"Twerk: Where a Yorkshireman goes as employment."
Lancastrians tend to add the "t" to the beginning of words and actually pronounce it whereas in Yorkshire the "t" is usually silent, depending on context, and used as a spacer or almost a pause before saying the body of the following word.
We pronounce work as wurk said quickly and with an extremely short almost silent "r", .
There is a long running soap on ITV over here that has been running since 1972, supposedly set in the heart of the Yorkshire dales and based around the farming community. All the characters are supposedly Yorkshire people however every single "Yorkshire" actor is from bloody Lancashire! Complete with a most definite Lancastrian twang when speaking their lines, which I suppose southern types think the two dialects are the same.
Akin I suppose to Tommy lee Jones trying to emulate Danny De Vito's New York lingo.
As for dialects in general I find them fascinating and love hearing the speaking voices of the locals when visiting their home towns/counties.
People talk of say a "Scouse" or a "Birmingham" accent when in reality the Midlands or Black country, for example, has quite a few dialects each subtlety different and I for one can detect at least three variations of dialect in the Liverpool voice.
In my part of the world the county is split into the four points of the compass, Ie N. Yorks, E. Yorks etc whereas some of us old dinosaurs still refer to the county being split into thirds or "Ridings" as per the old Norse designation (N-E_W no South), my back yard being the West Riding.
The change in the manner of speech is very different in each of these thirds and some of those who live a ten minute drive of my home may as well be speaking Dutch!

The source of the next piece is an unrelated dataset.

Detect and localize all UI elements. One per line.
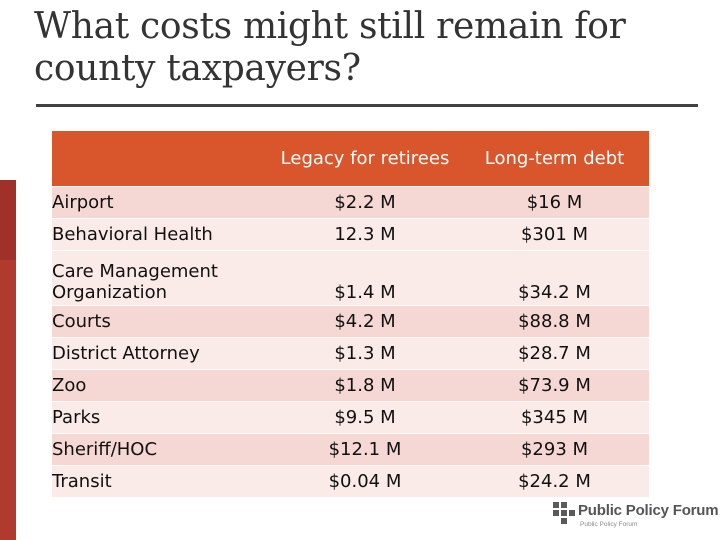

My late mother had family who lived around Swaledale in the North Riding and their way of communicating bordered on incomprehensible.
An example being the counting system some older types used when counting sheep, 1 to 10 being...
1 Yan
2 Tan
3 Tether
4 Mether
5 Pip
6 Azer
7 Sezar
8 Akker
9 Conter
10 Dick
All but dead now but music to my ears at least.
All joking aside the south's view of us "OOP north" what ever the hell that's supposed to sound like does get a bit wearing after a time and is largely class based whereas my perception of your country is that how you speak doesn't define an individual in quite the same way as over here, apologies if I'm in error on that count.
A quick example being actors from a certain era who were forced to drop their regional twang if they wanted to work, actors such as Patrick Stewart whose dulcet tones are usually put forward as being the epitome of the upper class English gent when in reality and before the drama school knocked it out of him spoke a broader West Riding dialect than my own.
James Mason being another such from the same Riding and Ian McKellen although Lancashire in his case.
One curious result of all this was when these said actors were put into a regional production of some sort and chosen for the part because of their birthplace couldn't do it to save their lives having had all the dialect knocked out of them by the likes of RADA!
Somehow I cannot imagine the average American actor complying with such a request if desiring of work, not that such a request would made in the first place I would think.